“Mature” Gamers, Part 2 is a Save My Game column about running games for 30+ year-old gamers, and it’s full of solid advice.
My current group (ages 25-35) uses suggestion #2 (alternating games), and I’ve put #1 (“Less often doesn’t have to mean less gaming”) to good use myself.
It’s a good article– something I don’t say about many “Save my Game” articles. We also alternate games (though more for variety), and I got the “virtual party” accepted– for experience, if nothing else.

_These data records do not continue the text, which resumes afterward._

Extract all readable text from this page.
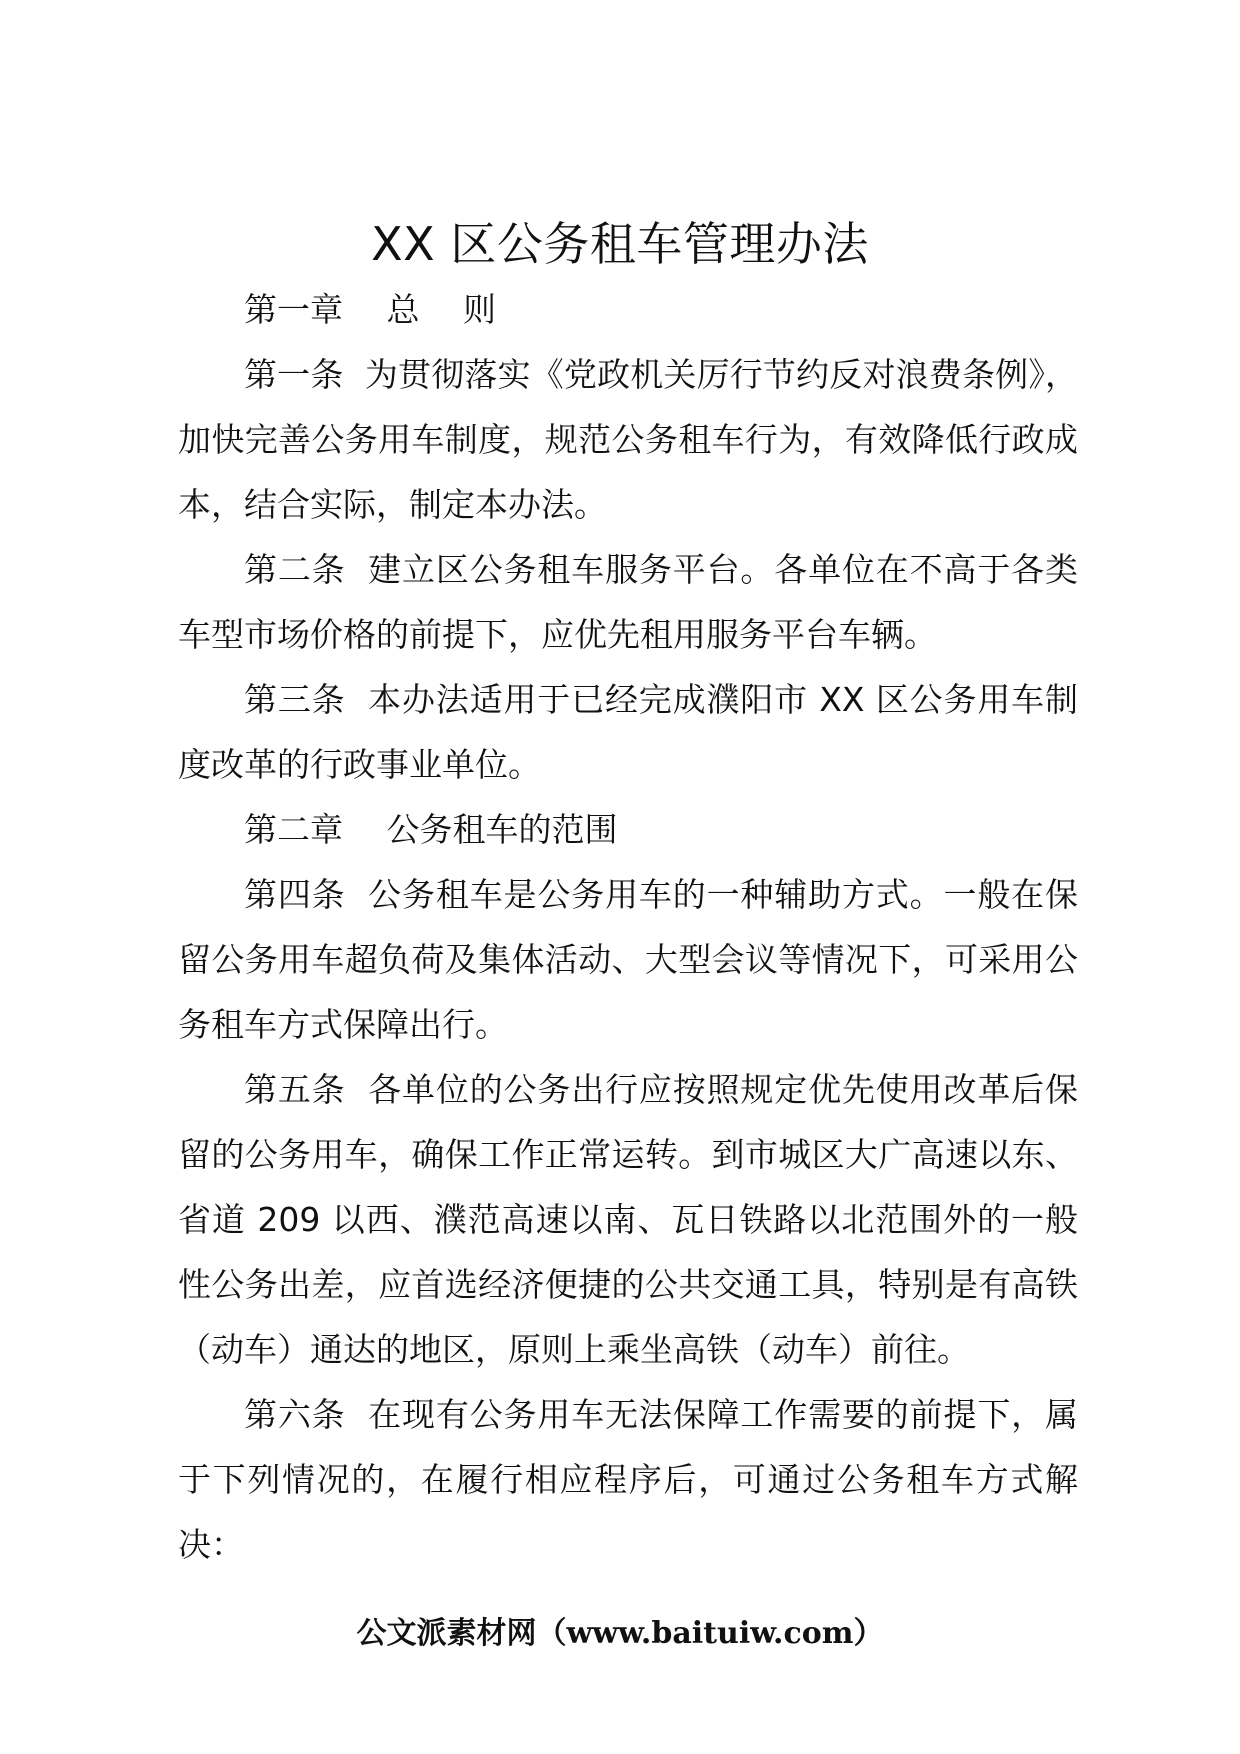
XX 区公务租车管理办法

第一章　 总　 则

第一条  为贯彻落实《党政机关厉行节约反对浪费条例》，加快完善公务用车制度，规范公务租车行为，有效降低行政成本，结合实际，制定本办法。

第二条  建立区公务租车服务平台。各单位在不高于各类车型市场价格的前提下，应优先租用服务平台车辆。

第三条  本办法适用于已经完成濮阳市 XX 区公务用车制度改革的行政事业单位。

第二章　 公务租车的范围

第四条  公务租车是公务用车的一种辅助方式。一般在保留公务用车超负荷及集体活动、大型会议等情况下，可采用公务租车方式保障出行。

第五条  各单位的公务出行应按照规定优先使用改革后保留的公务用车，确保工作正常运转。到市城区大广高速以东、省道 209 以西、濮范高速以南、瓦日铁路以北范围外的一般性公务出差，应首选经济便捷的公共交通工具，特别是有高铁（动车）通达的地区，原则上乘坐高铁（动车）前往。

第六条  在现有公务用车无法保障工作需要的前提下，属于下列情况的，在履行相应程序后，可通过公务租车方式解决：

公文派素材网（www.baituiw.com）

Recaps are a popular topic on your forums– I’m taking them for the campaign we’re currently running, for exactly that reason. The only comment that I’m not so sure I agree with is #1– mostly because we’re local. I do know that you can pick a system with a lot more “accomplishment” or a more strongly episodic system, if you’re willing to deviate from standard D&D.
Thanks for linking to it.
I have been using virtual party/virtual advancement since college. Generally, with a reasonable group, we run non-present PCs as NPCs (if the group is very large, we sometimes don’t do this). Recently, in my D&D (well Arcana Unearthed/Evolved) games, I’ve just given everyone the same XP. All along, I’ve been ready to pump up XP and treasure of anyone who falls way behind (if we’re not NPCing their character for some reason).
Frank
Something you might thing about writing about are games with mixed groups. For example, in the game I’m running, one of the people has never played an RPG before, two of them have very limited experience, and the last player is at least 10 years older than any of them and has dice older than I am.
Scott: Yep, Save My Game isn’t usually my cup of tea, either — I was surprised at how solid this one was.
Frank: The last game I ran that had frequent absences, we had other players run absent PCs. With full disclosure of stats and a social contract that specified little/no in-character secrecy, it worked pretty well. Very similar to what you did, although a bit different.
Ian: Good suggestion! It sounds like you have some excellent insight into that one yourself, though — would you mind shooting me an email so we can chat about it?